The procedure renames the Symphony, Sinfonia, *.msg files on the fault-tolerant agent where the Symphony corruption occurred and generates an updated Sinfonia file, which is sent to the fault-tolerant agent. You can therefore resume operations quickly on the affected fault-tolerant agent, minimize loss of job and job stream information, and reduce recovery time.

The procedure involves two agents, the fault-tolerant agent where the Symphony file is corrupt and its domain manager.

You can start the command from any IBM Workload Scheduler workstation, with the exception of the fault-tolerant agent where the corruption occurred. Connection to the target fault-tolerant agent and to its domain manager is established using the netman port number.
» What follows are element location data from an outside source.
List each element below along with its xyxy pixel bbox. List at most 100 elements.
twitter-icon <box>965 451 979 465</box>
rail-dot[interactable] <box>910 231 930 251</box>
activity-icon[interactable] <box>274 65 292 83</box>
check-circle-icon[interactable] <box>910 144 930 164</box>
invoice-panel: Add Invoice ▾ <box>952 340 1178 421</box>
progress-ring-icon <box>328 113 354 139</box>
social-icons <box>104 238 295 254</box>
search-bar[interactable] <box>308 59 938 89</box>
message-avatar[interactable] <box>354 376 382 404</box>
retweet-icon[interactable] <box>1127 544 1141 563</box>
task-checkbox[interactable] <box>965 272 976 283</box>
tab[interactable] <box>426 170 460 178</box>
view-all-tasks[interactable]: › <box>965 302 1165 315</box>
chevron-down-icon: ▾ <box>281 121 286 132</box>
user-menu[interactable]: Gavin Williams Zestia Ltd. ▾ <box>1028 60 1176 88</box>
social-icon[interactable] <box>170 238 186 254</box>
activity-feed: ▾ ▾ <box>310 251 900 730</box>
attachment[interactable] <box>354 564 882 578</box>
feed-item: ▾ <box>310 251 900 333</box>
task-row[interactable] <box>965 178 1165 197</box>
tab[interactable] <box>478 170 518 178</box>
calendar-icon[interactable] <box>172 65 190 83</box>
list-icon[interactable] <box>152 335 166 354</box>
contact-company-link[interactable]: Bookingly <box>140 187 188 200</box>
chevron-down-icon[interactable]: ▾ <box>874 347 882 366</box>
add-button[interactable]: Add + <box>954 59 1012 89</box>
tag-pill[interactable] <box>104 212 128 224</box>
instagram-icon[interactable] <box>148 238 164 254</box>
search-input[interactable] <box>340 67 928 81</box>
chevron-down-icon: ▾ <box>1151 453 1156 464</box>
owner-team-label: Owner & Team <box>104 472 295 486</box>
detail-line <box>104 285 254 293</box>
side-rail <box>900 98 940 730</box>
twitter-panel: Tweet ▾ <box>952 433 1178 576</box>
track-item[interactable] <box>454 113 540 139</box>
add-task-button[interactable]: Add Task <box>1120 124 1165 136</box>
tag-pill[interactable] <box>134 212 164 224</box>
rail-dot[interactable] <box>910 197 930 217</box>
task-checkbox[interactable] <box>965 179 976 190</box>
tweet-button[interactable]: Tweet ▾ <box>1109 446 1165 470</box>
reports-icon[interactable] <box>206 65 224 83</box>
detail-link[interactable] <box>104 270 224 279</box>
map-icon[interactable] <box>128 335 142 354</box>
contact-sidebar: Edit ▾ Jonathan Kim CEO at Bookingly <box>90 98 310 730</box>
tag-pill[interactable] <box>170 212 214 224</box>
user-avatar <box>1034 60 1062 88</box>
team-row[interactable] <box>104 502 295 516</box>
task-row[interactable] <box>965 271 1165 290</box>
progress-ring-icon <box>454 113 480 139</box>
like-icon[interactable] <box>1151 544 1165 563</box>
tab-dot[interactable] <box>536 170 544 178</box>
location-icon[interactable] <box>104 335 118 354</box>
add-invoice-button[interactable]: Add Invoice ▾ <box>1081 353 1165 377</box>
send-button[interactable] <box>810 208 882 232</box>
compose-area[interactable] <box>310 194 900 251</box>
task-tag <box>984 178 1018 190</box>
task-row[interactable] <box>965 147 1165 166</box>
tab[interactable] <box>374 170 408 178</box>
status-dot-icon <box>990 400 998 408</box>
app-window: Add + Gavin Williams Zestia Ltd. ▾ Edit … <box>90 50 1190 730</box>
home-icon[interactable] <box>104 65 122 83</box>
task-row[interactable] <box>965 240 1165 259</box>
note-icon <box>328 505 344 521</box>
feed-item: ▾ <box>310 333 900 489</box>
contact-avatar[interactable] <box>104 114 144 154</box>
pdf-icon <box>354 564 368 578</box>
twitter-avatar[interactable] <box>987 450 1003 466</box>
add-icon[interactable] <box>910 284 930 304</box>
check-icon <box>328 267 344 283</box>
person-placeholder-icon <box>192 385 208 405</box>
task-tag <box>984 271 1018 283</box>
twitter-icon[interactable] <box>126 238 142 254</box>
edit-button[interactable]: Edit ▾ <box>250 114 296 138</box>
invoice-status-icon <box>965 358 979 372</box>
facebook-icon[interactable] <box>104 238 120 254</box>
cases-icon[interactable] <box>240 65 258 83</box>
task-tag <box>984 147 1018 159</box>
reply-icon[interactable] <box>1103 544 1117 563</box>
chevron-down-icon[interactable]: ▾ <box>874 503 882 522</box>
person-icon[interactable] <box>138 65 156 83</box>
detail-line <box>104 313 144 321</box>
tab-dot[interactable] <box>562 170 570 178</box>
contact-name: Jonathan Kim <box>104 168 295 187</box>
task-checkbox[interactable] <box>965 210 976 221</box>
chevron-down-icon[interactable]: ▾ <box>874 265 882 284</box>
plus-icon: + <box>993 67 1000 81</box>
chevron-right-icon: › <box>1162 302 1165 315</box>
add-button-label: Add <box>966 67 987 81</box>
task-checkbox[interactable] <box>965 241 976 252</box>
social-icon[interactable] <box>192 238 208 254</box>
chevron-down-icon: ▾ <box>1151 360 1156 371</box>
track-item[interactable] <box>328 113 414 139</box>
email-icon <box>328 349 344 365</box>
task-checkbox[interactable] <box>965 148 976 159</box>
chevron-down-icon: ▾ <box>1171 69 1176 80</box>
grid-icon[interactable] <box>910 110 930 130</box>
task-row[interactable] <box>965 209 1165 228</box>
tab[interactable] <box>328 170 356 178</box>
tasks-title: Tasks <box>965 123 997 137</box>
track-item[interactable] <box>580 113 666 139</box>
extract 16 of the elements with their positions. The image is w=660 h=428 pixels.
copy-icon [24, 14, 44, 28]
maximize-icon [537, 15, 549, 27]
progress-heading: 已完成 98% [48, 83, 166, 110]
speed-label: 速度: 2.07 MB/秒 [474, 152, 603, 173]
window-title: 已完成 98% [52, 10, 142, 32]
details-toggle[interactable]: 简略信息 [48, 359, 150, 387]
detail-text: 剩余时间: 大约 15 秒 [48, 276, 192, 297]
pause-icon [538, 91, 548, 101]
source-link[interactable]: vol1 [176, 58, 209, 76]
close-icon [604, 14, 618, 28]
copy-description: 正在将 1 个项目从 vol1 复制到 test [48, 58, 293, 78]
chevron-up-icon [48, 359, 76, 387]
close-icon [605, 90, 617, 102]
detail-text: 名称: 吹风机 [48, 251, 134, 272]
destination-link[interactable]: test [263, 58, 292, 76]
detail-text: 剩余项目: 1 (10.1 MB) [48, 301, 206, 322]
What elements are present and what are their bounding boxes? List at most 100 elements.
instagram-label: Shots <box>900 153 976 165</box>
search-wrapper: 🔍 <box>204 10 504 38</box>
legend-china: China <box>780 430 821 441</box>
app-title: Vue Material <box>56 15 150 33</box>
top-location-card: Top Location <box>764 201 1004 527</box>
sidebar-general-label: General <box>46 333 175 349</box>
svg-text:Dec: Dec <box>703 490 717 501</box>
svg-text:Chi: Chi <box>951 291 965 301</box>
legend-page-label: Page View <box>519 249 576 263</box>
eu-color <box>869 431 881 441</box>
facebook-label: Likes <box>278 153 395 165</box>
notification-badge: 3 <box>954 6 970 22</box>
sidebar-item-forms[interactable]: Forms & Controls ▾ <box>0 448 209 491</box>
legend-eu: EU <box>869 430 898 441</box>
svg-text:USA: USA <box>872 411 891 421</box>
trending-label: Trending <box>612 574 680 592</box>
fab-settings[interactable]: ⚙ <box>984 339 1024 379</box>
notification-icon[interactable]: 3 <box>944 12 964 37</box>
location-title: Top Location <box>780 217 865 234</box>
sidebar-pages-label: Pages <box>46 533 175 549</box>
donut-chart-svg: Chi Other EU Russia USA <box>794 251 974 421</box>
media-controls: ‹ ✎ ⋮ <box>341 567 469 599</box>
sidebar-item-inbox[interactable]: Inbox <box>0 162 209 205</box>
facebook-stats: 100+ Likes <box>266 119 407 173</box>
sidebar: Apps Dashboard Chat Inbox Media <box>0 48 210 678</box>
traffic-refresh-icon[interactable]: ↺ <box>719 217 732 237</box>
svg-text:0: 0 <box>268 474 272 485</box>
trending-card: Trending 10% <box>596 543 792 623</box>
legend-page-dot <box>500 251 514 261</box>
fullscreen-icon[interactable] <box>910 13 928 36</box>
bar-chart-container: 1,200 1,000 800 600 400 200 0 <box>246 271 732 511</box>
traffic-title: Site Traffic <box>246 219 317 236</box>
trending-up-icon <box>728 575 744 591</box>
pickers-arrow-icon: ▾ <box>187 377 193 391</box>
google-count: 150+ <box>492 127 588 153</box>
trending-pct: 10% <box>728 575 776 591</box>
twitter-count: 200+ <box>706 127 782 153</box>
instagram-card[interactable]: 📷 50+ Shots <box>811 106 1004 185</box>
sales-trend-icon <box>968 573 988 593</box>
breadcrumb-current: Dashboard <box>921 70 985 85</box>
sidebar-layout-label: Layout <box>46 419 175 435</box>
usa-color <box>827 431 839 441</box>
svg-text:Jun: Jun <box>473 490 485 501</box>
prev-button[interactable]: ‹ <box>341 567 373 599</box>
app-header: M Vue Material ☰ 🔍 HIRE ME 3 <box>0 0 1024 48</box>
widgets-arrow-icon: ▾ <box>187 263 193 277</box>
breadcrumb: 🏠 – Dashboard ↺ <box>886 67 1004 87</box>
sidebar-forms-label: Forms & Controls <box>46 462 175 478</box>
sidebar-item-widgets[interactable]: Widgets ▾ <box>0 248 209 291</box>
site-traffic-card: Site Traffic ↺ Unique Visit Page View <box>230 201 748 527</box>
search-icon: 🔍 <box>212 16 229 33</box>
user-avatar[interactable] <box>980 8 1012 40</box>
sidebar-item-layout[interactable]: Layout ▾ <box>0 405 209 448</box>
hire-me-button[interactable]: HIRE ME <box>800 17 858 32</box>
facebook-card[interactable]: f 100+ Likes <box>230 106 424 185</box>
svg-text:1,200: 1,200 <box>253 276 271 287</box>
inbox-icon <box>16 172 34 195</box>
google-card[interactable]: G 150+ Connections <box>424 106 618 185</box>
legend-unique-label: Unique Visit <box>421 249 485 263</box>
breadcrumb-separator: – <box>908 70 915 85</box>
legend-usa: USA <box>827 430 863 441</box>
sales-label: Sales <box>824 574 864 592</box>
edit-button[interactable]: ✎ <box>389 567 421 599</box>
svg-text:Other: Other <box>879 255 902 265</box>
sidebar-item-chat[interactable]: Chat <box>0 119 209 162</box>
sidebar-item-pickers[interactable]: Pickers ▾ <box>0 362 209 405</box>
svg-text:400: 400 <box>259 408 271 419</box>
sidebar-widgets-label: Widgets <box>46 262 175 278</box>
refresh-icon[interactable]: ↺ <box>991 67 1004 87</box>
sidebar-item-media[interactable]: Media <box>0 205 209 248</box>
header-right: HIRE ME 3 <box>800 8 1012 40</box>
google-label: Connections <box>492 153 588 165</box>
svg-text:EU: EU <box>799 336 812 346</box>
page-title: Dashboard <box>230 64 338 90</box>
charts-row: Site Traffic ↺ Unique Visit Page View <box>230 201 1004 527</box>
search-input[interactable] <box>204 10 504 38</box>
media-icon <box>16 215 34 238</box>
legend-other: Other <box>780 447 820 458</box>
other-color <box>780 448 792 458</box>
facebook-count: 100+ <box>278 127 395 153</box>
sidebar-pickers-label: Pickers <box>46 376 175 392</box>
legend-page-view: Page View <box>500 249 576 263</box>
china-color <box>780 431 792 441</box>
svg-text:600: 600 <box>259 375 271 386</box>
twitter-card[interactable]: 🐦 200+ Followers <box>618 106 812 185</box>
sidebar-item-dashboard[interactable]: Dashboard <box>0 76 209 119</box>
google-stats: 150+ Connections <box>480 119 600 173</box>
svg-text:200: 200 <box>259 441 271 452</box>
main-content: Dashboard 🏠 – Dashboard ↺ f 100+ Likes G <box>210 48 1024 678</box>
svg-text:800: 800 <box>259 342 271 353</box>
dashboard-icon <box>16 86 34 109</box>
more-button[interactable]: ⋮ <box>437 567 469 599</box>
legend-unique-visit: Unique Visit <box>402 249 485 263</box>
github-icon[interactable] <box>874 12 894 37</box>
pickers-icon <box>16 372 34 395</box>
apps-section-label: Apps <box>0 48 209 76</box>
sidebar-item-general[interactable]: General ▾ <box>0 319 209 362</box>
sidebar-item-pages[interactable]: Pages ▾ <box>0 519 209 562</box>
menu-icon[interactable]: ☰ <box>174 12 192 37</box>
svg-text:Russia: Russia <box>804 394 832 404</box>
The default port number is 31111.

When you start the resetFTA command, the following operations are performed in the specified order:
on the fault-tolerant agent
  • The following files are renamed:
    • Appserverbox.msg
    • clbox.msg
    • Courier.msg
    • Intercom.msg
    • Mailbox.msg
    • Monbox.msg
    • Moncmd.msg
    • Symphony
    • Sinfonia
The operations are performed asynchronously, to ensure that all target files have been renamed before starting the procedure on the domain manager.
on the domain manager
  1. A backup of the Sinfonia file is created.
  2. The Symphony file is copied to the Sinfonia file.
  3. The target fault-tolerant agent is linked.
  4. The updated Sinfonia file is sent to the target fault-tolerant agent.

The syntax of the command is as follows:

Syntax

resetFTA cpu

Arguments

cpu
Is the fault-tolerant agent to be reset.

This command is not available in the Dynamic Workload Console.

For more information, see the section about the resetfta command in IBM Workload Scheduler: User's Guide and Reference.